New Hampshire’s Congressional delegation is split between welcoming President Obama’s plan to deter gun violence and warily examining his proposals.
No one opened fire on the plan, but Republican Sen. Kelly Ayotte voiced the strongest reservations.
“I will carefully review the details of the president’s plan,” Ayotte said, “however, I am concerned that many of his proposals infringe on the rights of law-abiding firearm owners, which will not prevent a deranged individual or criminal from obtaining and misusing firearms to commit violence.”
U.S. Sen. Jeanne Shaheen, a Democrat, thanked Obama, but withheld support for now.
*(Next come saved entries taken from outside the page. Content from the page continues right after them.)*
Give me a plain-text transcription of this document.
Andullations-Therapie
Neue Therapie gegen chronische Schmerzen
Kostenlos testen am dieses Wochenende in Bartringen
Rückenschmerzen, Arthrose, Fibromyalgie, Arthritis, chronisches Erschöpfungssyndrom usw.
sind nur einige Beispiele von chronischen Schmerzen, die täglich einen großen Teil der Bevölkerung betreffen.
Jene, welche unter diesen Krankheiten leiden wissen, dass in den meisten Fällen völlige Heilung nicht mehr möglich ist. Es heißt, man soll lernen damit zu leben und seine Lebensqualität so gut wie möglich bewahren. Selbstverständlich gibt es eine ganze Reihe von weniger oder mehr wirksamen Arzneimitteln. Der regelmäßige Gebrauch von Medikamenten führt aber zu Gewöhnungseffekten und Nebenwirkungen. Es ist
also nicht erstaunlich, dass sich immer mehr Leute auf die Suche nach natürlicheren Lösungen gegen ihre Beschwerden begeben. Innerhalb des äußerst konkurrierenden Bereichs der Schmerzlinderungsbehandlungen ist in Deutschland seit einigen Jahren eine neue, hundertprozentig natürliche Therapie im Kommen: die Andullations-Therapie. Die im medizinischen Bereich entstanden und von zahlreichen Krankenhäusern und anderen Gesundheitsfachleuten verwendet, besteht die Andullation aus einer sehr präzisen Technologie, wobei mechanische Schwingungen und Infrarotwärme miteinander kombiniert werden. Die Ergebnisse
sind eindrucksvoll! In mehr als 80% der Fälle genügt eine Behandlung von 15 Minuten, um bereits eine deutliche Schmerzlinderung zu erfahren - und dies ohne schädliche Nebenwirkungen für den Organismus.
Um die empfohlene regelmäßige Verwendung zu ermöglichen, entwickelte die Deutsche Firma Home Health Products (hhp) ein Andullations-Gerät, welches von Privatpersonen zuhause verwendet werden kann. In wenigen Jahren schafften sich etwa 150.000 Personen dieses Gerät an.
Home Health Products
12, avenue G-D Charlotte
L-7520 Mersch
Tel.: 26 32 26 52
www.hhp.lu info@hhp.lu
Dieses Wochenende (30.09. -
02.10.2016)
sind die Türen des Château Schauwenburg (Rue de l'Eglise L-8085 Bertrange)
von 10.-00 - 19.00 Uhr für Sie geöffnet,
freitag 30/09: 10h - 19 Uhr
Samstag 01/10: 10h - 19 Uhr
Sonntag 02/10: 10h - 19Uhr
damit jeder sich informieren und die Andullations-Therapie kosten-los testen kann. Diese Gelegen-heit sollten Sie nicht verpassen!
She said she looks forward to considering the proposal as the details emerge.
“At that time, I’ll do what I’ve always done – consult with New Hampshire law enforcement officials and stakeholders to determine what is best for our state to ultimately make sure we implement a plan that works,” Shaheen said.
Democrat Carol Shea-Porter, representing the 1st District, embraced the Obama plan.
“I agree with the president’s comprehensive approach to addressing gun violence,” Shea-Porter said. “I will not and cannot forget the never-ending scenes of families and communities in shock and mourning, and I will not ignore the calls of our citizens to do something to help stop the violence.”
Democrat Ann McLane Kuster, the 2nd District congressman, said she was pleased Obama put forward specific proposals to address gun violence.
“I look forward to discussing those proposals with law enforcement, mental health professionals, education leaders, sportsmen and women, and others throughout our district in the coming weeks,” Kuster said.
Shaheen said she appreciated the work by Obama and Vice President Joe Biden to put together a proposal to reduce gun violence.
“Our country needs to come together in the aftermath of the Newtown shooting to do everything in our power to end the culture of violence that is leading to these types of heartbreaking tragedies,” Shaheen said.
In welcoming the Obama plan, Shea-Porter was mindful of gun owners’ rights.
“I support responsible gun ownership because Americans have a right to hunt or defend themselves,” she said, “and they also have a right to expect to be safe as they go about their daily lives.”
Both political parties need to come together on a comprehensive, common sense approach, Kuster said.
“While no single plan or policy can prevent every senseless act of violence, that cannot be an excuse for inaction,” she said.
Kuster suggested the country can respect gun owners’ rights while also taking common sense steps to keep communities and families safe.
Their opinions will matter.
Obama is looking to Congress to enact required background checks on all gun sales, including private and Internet sales.
He also wants Congress to reinstate a ban on assault weapons, limit the size of ammunition magazines, bar armor-piercing bullets and approve laws to punish people who help criminals get guns.
The president, meanwhile, is using his executive powers to deal with gun violence.
He plans to clarify that health care professionals can contact police when people threaten violence, improve information sharing among the states and federal agencies, plus give local communities the opportunity to hire more school resource officers and counselors.
He also wants to ensure schools have comprehensive emergency plans.